Llegado este punto, don Anacleto procedio a esbozar una breve pero entranable semblanza del caracter de la victima, por otro lado de todos bien conocido.
- No es necesario que les recuerde que el senor Flavia i Pujades ha sido bendecido con una personalidad fragil y delicada, todo bondad y piedad cristiana. Si una mosca se cuela en la relojeria, en vez de matarla a alpargatazos, abre la puerta y las ventanas de par en par para que al insecto, criatura del Senor, se lo lleve la corriente de vuelta al ecosistema. Don Federico, me consta, es hombre de fe, muy devoto e involucrado en las actividades de la parroquia que, sin embargo, ha tenido que convivir toda su vida con un tenebroso tiron al vicio que, en contadisimas ocasiones, le ha vencido y le ha echado a la calle disfrazado de mujeruca. Su habilidad para reparar desde relojes de pulsera hasta maquinas de coser siempre fue proverbial y su persona apreciada por todos quienes le conocimos y frecuentamos su establecimiento, incluso por aquellos que no veian con buenos ojos sus ocasionales escapadas nocturnas luciendo pelucon, peineta y vestido de lunares.

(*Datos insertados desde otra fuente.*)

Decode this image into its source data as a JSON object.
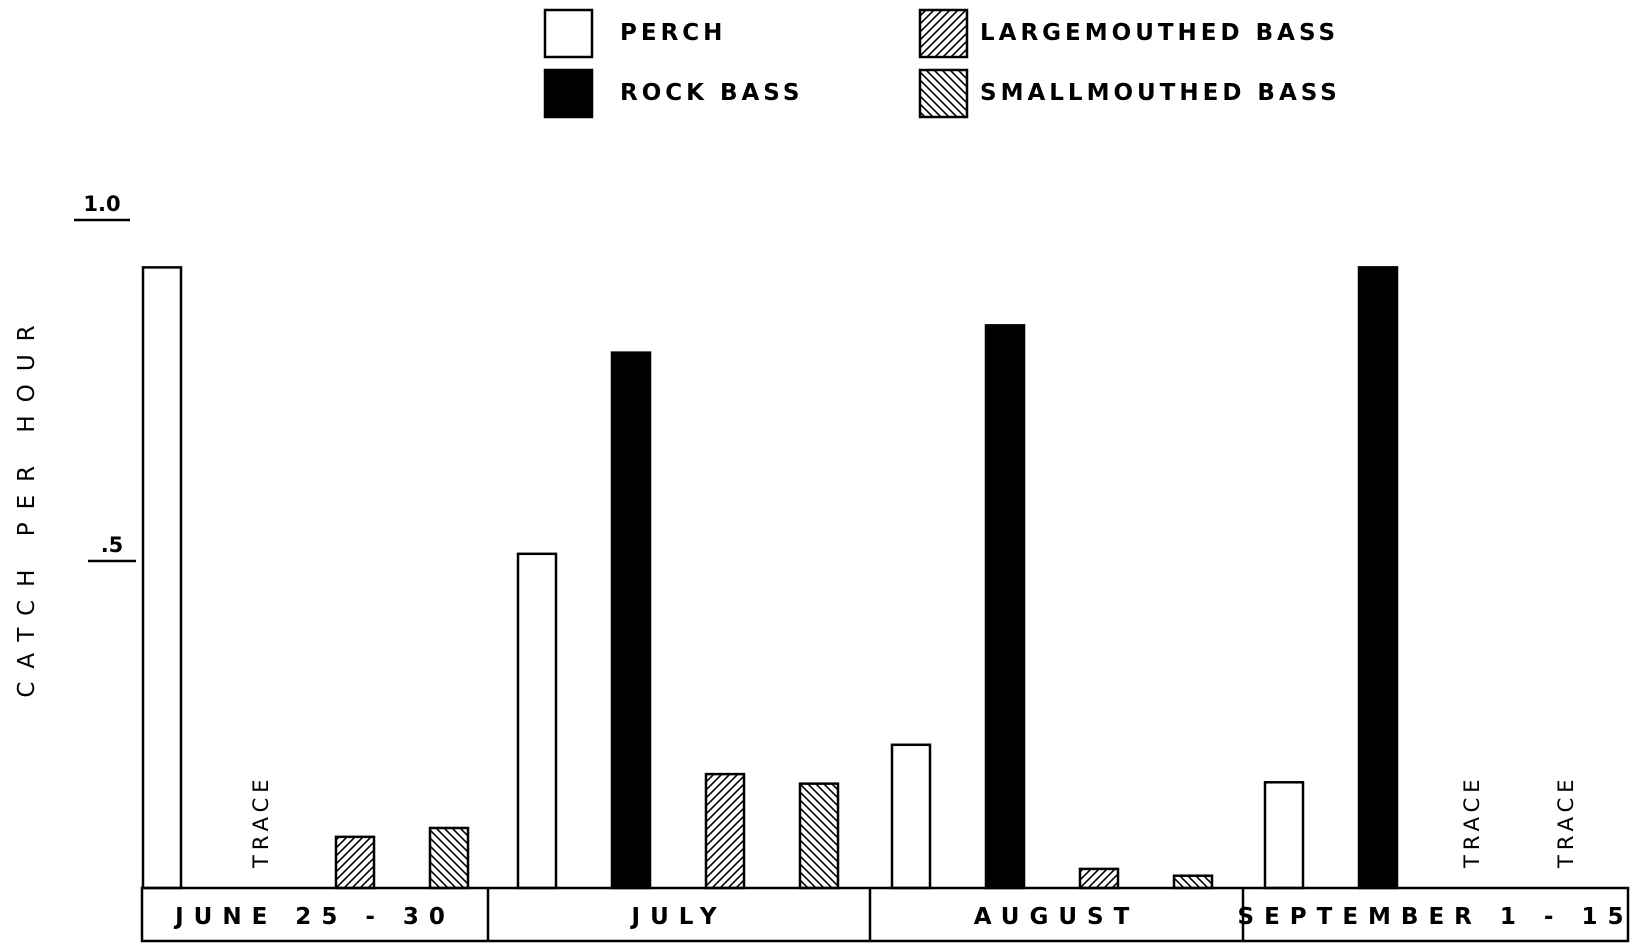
{
  "chart_data": {
    "type": "bar",
    "ylabel": "CATCH PER HOUR",
    "xlabel": "",
    "ylim": [
      0,
      1.22
    ],
    "yticks": [
      {
        "value": 1.0,
        "label": "1.0"
      },
      {
        "value": 0.5,
        "label": ".5"
      }
    ],
    "categories": [
      "JUNE 25 - 30",
      "JULY",
      "AUGUST",
      "SEPTEMBER 1 - 15"
    ],
    "legend_position": "top-center",
    "trace_label": "TRACE",
    "series": [
      {
        "name": "PERCH",
        "pattern": "white",
        "values": [
          0.91,
          0.49,
          0.21,
          0.155
        ]
      },
      {
        "name": "ROCK BASS",
        "pattern": "black",
        "values": [
          null,
          0.785,
          0.825,
          0.91
        ]
      },
      {
        "name": "LARGEMOUTHED BASS",
        "pattern": "forward-hatch",
        "values": [
          0.075,
          0.167,
          0.028,
          null
        ]
      },
      {
        "name": "SMALLMOUTHED BASS",
        "pattern": "backward-hatch",
        "values": [
          0.088,
          0.153,
          0.018,
          null
        ]
      }
    ],
    "traces": [
      {
        "category": 0,
        "series": 1
      },
      {
        "category": 3,
        "series": 2
      },
      {
        "category": 3,
        "series": 3
      }
    ],
    "grid": false
  }
}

- Habla usted como si estuviese muerto -aventuro Fermin, consternado.
- Muerto no, gracias a Dios.
Suspire, aliviado. Don Federico vivia con una madre octogenaria y totalmente sorda, conocida en el barrio como La Pepita y famosa por soltar unas ventosidades huracanadas que hacian caer aturdidos a los gorriones de su balcon.
- Poco imaginaba La Pepita que su Federico -continuo el catedratico- habia pasado la noche en una celda cochambrosa, donde un orfeon de macarras y navajeros se lo habian rifado cual puton verbenero para luego, una vez ahitos de sus carnes magras, propinarle una paliza de ordago mientras el resto de presos coreaban con alegria la "maricon, maricon, come mierda mariposon".
Se apodero de nosotros un silencio sepulcral. La Merceditas sollozaba. Fermin quiso consolarla con un tierno abrazo, pero ella se zafo de un brinco.